At the heart of all this, it seemed to me, is a cultural standoff between, on the one hand, those who feel beach weddings bring in the wrong sort of people, people who will disturb their serenity and depress property values. On the other side are those whose livelihoods depend on those very people coming down.
I was pondering all this when I got an email from a friend, telling of a recent beach wedding he attended.
After noting that “going to the beach to marry is kinda like going to Bourbon Street to be baptized,” my friend described a wedding party that included a bridesmaid who was spilling out of her “strapless pink dress.” However, the anatomical attributes of the young woman were forgotten when onlookers realized that the cup she was carrying wasn’t for drinking, it was for spitting.
Yessir, my friend wrote, “I’ve been to two Worlds Fairs, several rodeos, Holiness revivals, and even seen buzzards breeding, but I have never seen a bridesmaid with a dip.”
Now the immediate assumption would be that these were the very sort of folks who put the redneck into the Riviera, an assumption seemingly supported by their behavior at the reception. (One guest was so loud and obnoxious that a woman told my friend if “I’d brought my purse I’d pull out my pistol and shoot his a**.”)
But don’t be quick to put this into your “typical redneck” file.
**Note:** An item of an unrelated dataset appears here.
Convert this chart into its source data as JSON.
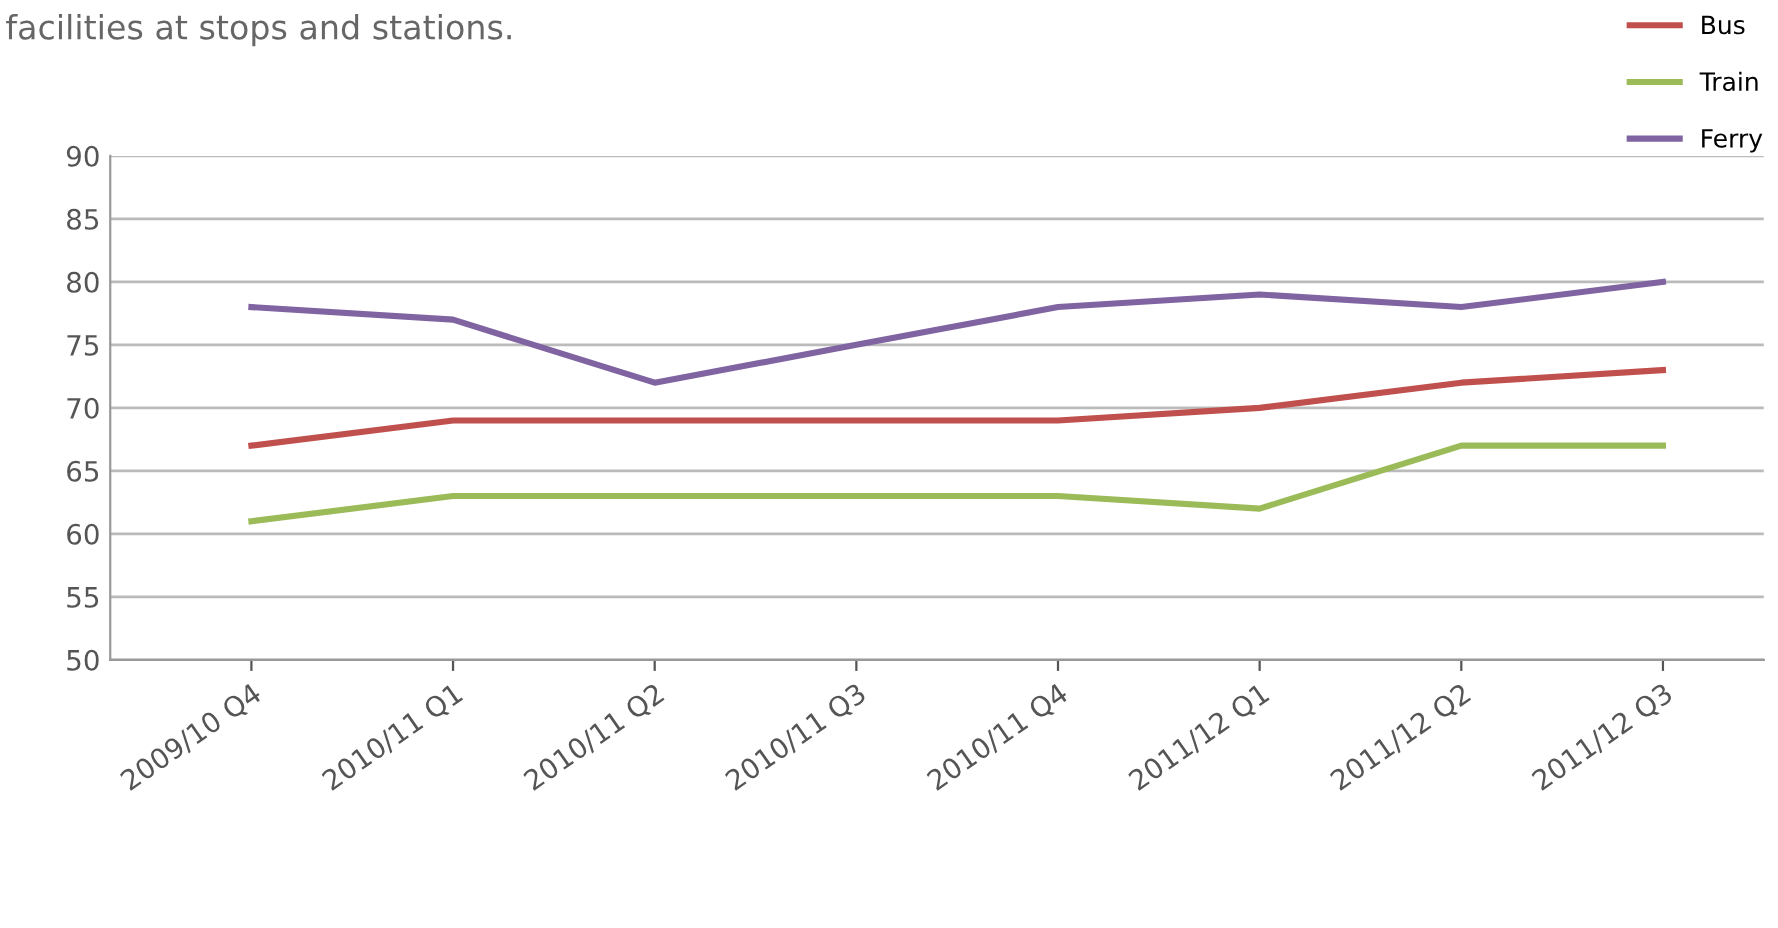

According to my witness, the guy who didn’t get shot was a Yankee, and “most of the young folks were college grads.” The “dippin’ bridesmaid” had a degree from the University of Georgia (my alma mater).
Then, I got an email from a high school classmate, who wrote to tell me that he was getting married and the ceremony would take place at Gulf Shores.
On the beach.
Now as far as I knew, Baldwin County had no restrictions on beach weddings, so my friend was safe on that account.
And though I had met his bride-to-be only once, I got the distinct impression that a “dippin’ bridesmaid” would not be in her entourage.
However, other dangers lurk.
So as a wedding present I offered a word of warning.
People get different when they breathe salt air.
So scrutinize the guest list carefully.
And be ready. On the coast you never know who or what will show up.